Would that it were so! In a statement of congratulations after Biden’s inauguration, NATO Secretary-General Jens Stoltenberg affirmed that “as a strong supporter of NATO,” Biden would finally provide the “collective strength” needed to “deal with …a more assertive Russia.” When Obama became president, NATO insisted that he at least inform and coordinate his foreign policy and security efforts with NATO — especially with regard to all NATO/Russia issues. Obama proceeded to negotiate a new START Treaty with Dmitry Medvedev, then President of the Russian Federation, in a process lasting four months in 2010, including ten rounds of talks by full-time negotiators in Geneva, interspersed with fourteen intense one-on-one negotiations between Presidents Obama and Medvedev by telephone. Yet in a single phone conversation with Putin on January 26, Biden gave in totally, tossing out any progress made by the Trump administration. Biden immediately agreed to a simple five-year extension of New START, with no new conditions, no additions, and no verification regime whatsoever. The abrupt agreement to continue New START was treated by the mainstream media as of little consequence. The media has preferred to focus instead on Biden’s complaints to Putin concerning Ukraine sovereignty, the poisoning of Alexey Navalny, the SolarWinds hack, allegations of Russian bounties on U.S. soldiers in Afghanistan, and Russian interference in the 2020 United States election.
Biden’s actions regarding START can only be explained as a desire to, yet again, toss aside a decision of the previous administration simply because it was made by his nemesis: Donald Trump. Trump had quite rightly declared New START to be “deeply flawed” because it totally lacks limits on tactical nuclear weapons, something that Putin opposes since Russia’s tactical arsenal is much greater than ours, and his current military doctrine emphasizes “nuclear de-escalation,” the launching of a tactical nuclear missile early in a major conflict. Trump also was pressing for China to join New START.

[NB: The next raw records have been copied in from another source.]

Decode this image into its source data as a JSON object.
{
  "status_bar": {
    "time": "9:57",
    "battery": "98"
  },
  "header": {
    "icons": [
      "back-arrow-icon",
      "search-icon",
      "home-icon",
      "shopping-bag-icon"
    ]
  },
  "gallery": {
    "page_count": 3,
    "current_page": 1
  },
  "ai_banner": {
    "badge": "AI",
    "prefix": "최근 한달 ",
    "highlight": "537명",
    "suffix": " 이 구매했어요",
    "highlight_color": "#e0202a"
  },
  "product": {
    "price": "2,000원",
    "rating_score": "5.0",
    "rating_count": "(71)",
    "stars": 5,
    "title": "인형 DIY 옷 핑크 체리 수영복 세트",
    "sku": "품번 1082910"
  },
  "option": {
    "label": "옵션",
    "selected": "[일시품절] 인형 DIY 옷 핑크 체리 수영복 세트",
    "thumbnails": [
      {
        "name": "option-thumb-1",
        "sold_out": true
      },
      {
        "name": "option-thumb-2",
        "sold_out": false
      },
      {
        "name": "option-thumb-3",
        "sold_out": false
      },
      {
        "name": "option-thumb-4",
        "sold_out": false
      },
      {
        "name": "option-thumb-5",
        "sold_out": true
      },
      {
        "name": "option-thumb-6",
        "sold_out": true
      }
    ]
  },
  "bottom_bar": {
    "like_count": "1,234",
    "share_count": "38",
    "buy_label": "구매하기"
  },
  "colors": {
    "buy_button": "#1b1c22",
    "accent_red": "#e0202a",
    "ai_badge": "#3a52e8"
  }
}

Sergei Ryabkov is thrilled about this move, which he says will “ensure the reliable security of our state for a long period to come.” According to Ryabkov, START-3 “does not limit our right to independently determine the composition and structure of our strategic and offensive weapons, modernize them, or create new types of weapons.” Having sampled Biden’s willingness to agree unconditionally to Russian terms, Ryabkov is now determined to launch new, intensive negotiations with Biden to develop a new security equation. Speaking before the Russian State Duma, Ryabkov said the day after the Biden-Putin phone call, “We propose to expand the strategic agenda and include all offensive and defensive weapons, both nuclear and non-nuclear, capable of solving strategic tasks.”
Whatever Biden actually said during that phone call, it has inspired Putin to embark on a whole new weapons program. Hail to our Commander-in-Chief!
Lynn Corum is a translator of Russian who studies developments in the Russian press that affect America’s national interests. She has been researching and writing on Putin’s stated plans since 2009, and is a world expert on Project Russia, the Kremlin’s published state ideology.